The commission, which was announced at a news conference at Newark City Hall on December 6, will begin next year and will be made up of representatives from non-profit organizations, businesses, and higher education to advise the city on issues including land use and housing law.
Troutt was one of the speakers at the news conference where the commission was announced. "My hope is we will build an institution for the City of Newark to follow, and other cities, that works as an effective steward for people who are typically the last to be thought of when redevelopment projects are redeveloped," said Troutt. "I'm quite hopeful."
Troutt and CLiME conducted an eight-month study on housing in the City of Newark and analyzed how to best balance growth and development in the city with its housing needs. Based on data, Rutgers researchers provided recommendations on how to spread the benefits of economic growth to all wards and neighborhoods in Newark. The group’s goals focused on encouraging equitable development, reducing displacement risk for residents, increasing the capacity of existing agencies, improving upon existing initiatives, and becoming more child-centered.
The report’s findings were shared with the mayor and his executive staff in October 2017. The research project coincided with a meeting between Newark Mayor Ras Baraka and Rutgers University-Newark Chancellor Nancy Cantor, where Baraka sought faculty input on urban development in the city.
During his remarks, the mayor thanked Rutgers Newark for being “an undeniable partner with us in the city.” Troutt added that Chancellor Cantor was a strong supporter of the research and work conducted by Rutgers.
The city’s ordinance spelling out the formation of the commission said that Newark “faces a longstanding crisis of affordability in housing and research has shown that growing cities with affordability crises tend to displace the most vulnerable residents” and “the city is committed to an overall policy of equitable growth to ensure that the benefits of new development extend to all Newark residents of limited economic means.”
Baraka said the city had a chance to embrace the opportunities brought about by new development – including road improvements, restaurants, and housing – without “trampling on working-class people” by putting a comprehensive plan into place to protect the city’s most vulnerable residents. Besides the commission, the mayor said the city has an “inclusionary zoning ordinance” that requires any new housing that is over 30 units to make a percentage of those units affordable, in addition to other measures.
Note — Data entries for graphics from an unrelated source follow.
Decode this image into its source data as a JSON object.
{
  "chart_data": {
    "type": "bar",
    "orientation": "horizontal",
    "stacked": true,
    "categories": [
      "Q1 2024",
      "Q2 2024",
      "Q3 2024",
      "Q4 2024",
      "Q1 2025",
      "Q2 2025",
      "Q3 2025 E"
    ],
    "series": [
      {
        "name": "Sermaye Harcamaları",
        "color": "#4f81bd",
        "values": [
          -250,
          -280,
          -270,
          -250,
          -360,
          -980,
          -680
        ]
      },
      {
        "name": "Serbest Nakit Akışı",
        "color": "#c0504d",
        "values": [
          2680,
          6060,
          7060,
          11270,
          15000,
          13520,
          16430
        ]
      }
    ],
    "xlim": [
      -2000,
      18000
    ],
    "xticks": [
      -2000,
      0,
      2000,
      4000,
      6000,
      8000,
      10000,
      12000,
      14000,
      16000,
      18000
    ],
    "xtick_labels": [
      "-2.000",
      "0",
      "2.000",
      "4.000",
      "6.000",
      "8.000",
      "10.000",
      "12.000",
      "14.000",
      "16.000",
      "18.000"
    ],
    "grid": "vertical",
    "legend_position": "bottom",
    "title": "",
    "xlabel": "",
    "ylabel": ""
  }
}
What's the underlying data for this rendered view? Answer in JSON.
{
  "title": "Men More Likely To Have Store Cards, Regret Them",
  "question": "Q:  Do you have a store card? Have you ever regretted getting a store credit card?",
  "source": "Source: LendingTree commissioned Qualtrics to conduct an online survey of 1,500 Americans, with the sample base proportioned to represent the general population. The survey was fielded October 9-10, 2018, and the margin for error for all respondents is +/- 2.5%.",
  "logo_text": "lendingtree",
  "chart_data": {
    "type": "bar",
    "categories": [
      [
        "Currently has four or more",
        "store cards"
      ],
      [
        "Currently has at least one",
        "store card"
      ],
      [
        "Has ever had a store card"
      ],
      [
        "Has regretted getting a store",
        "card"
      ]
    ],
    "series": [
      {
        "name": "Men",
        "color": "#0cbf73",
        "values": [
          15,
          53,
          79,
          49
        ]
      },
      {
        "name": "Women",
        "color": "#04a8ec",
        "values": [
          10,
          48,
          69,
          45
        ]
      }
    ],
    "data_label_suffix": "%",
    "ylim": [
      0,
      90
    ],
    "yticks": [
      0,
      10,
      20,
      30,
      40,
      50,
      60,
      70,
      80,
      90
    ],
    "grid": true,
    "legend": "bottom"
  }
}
"This puts in place formal vehicles that will monitor the city's redevelopment efforts. (The Commission) is a cross-section of community stakeholders, who, collectively have community knowledge and expertise of vulnerable populations and can see the probable effects of initiatives and projects," said Troutt. "The commission has the capacity to talk to city officials to get more information on projects, to convene experts to talk about projects, offer feedback and better advise the mayor and administration."
Applications for people who want to serve on the new commission will be accepted at City Hall and city officials said they hope to have the new panel in place by the end of January.
“It’s a historic moment for Newark,” Troutt said. “Our primary recommendation was that the city receive help from a cross-sector of stakeholders. . . to convene a group of people who love and understand Newark and who appreciate the challenges of the city.”